Kolay (fısıltı, tıngırtı vb) ya da karmaşık; konuşma şeklinde ya da konuşma dışı (ezgiler, tümceler vb.) olabilirler. Daha ilkin çıkabilirler.
Dokunsal, kinestezik, kokusal ve tatsal sannlar da vardır (çoğunlukla güzel bir koku ya da tat şeklinde).
Sanrılar gelişkinlik derecesine gore, kolay (belirsiz ve farklılaşmamış izlenim: ışıklar, vızıltılar) ya da karmaşık (renkli ya da siyah-beyaz şahıs ya da hayvan görüntüleri, belirgin sözlerin ya da bir müzik parçasının duyulması) diye adlandırılırlar. Fakat değişik sann biçimleri aynı bireyde toplanmış da olabilir.

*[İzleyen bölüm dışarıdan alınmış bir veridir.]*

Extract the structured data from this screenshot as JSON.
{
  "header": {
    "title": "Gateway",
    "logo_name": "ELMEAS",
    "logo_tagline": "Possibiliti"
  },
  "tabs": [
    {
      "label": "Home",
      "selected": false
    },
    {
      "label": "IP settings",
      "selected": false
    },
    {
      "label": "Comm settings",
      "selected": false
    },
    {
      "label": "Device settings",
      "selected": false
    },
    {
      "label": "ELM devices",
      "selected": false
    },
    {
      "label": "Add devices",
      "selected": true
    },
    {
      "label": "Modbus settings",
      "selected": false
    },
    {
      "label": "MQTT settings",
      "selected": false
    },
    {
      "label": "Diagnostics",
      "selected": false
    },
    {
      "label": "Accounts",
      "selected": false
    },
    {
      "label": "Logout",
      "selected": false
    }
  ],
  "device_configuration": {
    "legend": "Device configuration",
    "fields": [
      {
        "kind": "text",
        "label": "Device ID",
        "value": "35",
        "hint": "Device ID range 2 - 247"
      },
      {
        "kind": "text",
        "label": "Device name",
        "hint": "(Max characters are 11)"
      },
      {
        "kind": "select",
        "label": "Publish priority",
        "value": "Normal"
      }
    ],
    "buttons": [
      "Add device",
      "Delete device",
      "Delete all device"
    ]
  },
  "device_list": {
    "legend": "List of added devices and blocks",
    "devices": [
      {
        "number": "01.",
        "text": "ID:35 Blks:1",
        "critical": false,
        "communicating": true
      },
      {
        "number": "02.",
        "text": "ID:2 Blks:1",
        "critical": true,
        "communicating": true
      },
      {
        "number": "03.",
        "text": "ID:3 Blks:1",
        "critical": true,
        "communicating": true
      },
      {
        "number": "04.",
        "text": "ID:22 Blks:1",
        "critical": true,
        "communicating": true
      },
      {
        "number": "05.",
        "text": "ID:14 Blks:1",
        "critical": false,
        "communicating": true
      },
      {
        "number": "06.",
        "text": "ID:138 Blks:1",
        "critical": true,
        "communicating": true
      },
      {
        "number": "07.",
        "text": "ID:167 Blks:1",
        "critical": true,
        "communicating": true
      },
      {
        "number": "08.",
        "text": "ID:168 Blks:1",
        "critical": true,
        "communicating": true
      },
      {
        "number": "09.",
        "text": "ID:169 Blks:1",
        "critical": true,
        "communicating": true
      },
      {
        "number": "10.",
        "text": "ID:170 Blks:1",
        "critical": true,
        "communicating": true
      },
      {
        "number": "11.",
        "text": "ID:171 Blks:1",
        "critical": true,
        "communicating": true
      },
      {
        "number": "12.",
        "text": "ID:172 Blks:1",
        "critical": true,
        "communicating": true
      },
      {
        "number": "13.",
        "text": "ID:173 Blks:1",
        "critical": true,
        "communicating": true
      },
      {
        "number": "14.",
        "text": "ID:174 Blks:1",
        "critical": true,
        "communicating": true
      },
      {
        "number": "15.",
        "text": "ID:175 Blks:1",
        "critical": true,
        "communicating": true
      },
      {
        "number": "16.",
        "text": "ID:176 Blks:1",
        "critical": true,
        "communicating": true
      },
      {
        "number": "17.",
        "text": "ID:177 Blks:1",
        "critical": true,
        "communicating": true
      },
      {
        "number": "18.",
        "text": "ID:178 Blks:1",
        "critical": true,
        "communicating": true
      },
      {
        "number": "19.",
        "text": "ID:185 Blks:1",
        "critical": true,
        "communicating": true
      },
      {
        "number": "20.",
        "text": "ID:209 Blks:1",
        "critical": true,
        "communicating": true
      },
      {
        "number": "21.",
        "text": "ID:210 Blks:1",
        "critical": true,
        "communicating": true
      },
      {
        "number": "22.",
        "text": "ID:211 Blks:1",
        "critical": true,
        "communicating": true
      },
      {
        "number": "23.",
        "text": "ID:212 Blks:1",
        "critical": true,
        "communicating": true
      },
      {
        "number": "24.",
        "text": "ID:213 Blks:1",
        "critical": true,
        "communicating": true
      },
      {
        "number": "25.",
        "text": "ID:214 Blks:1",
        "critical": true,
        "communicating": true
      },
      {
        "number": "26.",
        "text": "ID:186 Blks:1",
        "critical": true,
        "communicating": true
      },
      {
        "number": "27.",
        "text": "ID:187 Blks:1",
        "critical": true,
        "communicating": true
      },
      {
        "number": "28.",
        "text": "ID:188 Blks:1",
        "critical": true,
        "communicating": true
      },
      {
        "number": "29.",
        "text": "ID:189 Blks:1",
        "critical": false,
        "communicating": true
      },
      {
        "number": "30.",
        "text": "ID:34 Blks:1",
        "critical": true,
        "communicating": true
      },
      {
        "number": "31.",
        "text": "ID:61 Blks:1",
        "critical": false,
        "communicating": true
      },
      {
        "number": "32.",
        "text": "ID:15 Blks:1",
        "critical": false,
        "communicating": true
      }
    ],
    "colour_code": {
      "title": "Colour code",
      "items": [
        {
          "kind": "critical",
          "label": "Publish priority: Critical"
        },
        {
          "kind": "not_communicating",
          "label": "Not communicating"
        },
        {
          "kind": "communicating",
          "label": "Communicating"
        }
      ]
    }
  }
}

—Psik. Sanrısal veri, tümüyle ferdin yaratısı değil de gerçek duyusal verilerin çarpıtılmasıyla (mesela, duvar üstündeki bir lekenin bir hayvan sanılması), bir yanılsama sözkonusudur. Yanılsamalar, sanrılarla aynı tanısal kıymeti taşırlar.
Hastanın, sanrılarına gösterdiği tepki farklıdır. Kendini, sannlardan korumaya çalışabileceği şeklinde sannlar karşısında edilginlik de izah edebilir. H. Ey'e gore sanrı, ortaya çıkmış olduğu bağlamın ışığında ele alınmalıdır.
Klinikte, aşağıdaki bağlamlarda görülür;
1. düzgüsel sanılan bireylerde düş ya da yarı uyku durumunda ortaya çıkan "uyuklama" sanrıları;
2. zehirlenmeye bağlı zihin karışıklığı durumlarında (mesela delirium tremens), sanrı yapıcı ilaçların alınmasından sonrasında, bazı hezeyan nöbetleri esnasında, bazı sara çeşitlerinde ve psikonevrozlarda görülen düşsel tipte sanrılar;
3. mühim kişilik bozukluklarıyla (şizofreninin paranoit çeşidi) beraber ortaya çıkan süreğen hezeyan sanrıları. Bilhassa işitsel sanrılar, süreğen sanrısal psikozun başlıca marazi emaresidir.
Sanrı eylemini inceleyen görüngübilimi, sanrıyı hep ihtimaller içinde ya da ikincil özellikte olan algılananın duyumsallığıyla değil, kişiyi tamamen ya da kısmen nesnelleştiren algısal eylemin kökten yanılgıya düşmesiyle açıklamaya çalışır. Sann gerçeklik sisteminin mecburi yasasından bir sapmadır.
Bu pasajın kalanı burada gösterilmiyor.